Residency *after* filing

Weird scenario (I guess they all are): my husband and I have nearly been separated for the legally required year + one day, which will be September 10th. He currently lives in Louisiana with our minor children. (He does not have full legal custody, our consent agreement was worded specifically to allow us both 50/50 despite me living in another state for health reasons.) He has indicated that he has zero interest in moving back up here to North Carolina, so my only option (without dragging him and my little children through what would certainly be an ugly legal battle) is to move down to Louisiana to join them.

Louisiana requires a year of residency to file for divorce. He’ll have a year of residency there in January, but he has made it abundantly clear that he didn’t want any of this and is forcing me to be the one to file.

My question is this: If I’m planning to move to Louisiana in the near-ish future (this fall), can I still file here in September?
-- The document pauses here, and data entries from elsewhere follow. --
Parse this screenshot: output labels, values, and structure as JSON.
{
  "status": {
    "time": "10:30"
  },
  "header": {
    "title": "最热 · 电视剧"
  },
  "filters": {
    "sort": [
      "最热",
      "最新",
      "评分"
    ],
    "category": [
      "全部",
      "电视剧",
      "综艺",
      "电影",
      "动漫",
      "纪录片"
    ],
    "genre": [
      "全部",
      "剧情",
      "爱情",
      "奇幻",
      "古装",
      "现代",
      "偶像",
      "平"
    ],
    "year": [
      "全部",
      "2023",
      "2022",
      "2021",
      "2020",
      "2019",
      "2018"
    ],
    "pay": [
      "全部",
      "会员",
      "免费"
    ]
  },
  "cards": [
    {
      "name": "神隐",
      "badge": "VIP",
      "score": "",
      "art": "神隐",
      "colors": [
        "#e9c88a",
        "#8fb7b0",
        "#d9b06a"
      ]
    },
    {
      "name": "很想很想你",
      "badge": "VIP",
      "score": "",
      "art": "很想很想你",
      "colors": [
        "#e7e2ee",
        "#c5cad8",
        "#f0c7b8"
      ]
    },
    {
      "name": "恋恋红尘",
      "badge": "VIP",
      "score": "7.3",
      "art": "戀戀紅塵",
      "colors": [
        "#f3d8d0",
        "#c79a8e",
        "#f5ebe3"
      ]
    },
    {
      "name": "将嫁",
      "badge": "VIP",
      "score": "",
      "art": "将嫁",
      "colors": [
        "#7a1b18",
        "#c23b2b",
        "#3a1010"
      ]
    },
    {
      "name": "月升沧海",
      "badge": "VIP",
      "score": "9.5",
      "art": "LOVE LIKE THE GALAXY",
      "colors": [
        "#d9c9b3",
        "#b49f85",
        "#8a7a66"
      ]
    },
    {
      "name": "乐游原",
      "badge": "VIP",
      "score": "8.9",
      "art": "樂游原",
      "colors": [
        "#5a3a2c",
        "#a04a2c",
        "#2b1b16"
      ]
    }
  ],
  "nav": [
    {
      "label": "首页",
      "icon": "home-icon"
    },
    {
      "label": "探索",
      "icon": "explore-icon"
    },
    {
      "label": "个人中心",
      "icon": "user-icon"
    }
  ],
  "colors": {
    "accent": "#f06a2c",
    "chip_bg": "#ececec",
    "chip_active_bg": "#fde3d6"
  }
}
I’m ready to get out of purgatory and waiting another year, while not the end of the world, sounds just brutal.

Yes, you can file for an absolute divorce in North Carolina come September when your one-year of separation is up. The residency requirement for an absolute divorce in North Carolina is that the person filing for the divorce has been a resident of the State of North Carolina for six months preceding the filing of the action.

Typically, if service of the complaint is not delayed, it takes about two months from the time of filing the absolute divorce complaint to the court date. Keep in mind that if you are representing yourself, you would need to appear at that court date.

If he doesn’t contest it, is it still about a 2 month period between filing and a court date?

Yes. Once you file the Complaint, you must serve him with it either by sheriff’s deputy, certified/registered mail, or by him signing an acceptance of service. They can take a couple or days or a few weeks. Once he is served, he has 30 days to file an answer. There cannot be a court date until either the 30 days to answer has passed and he has not filed an answer, or he files an answer. Depending on the county, there may not be an available court date for a few weeks.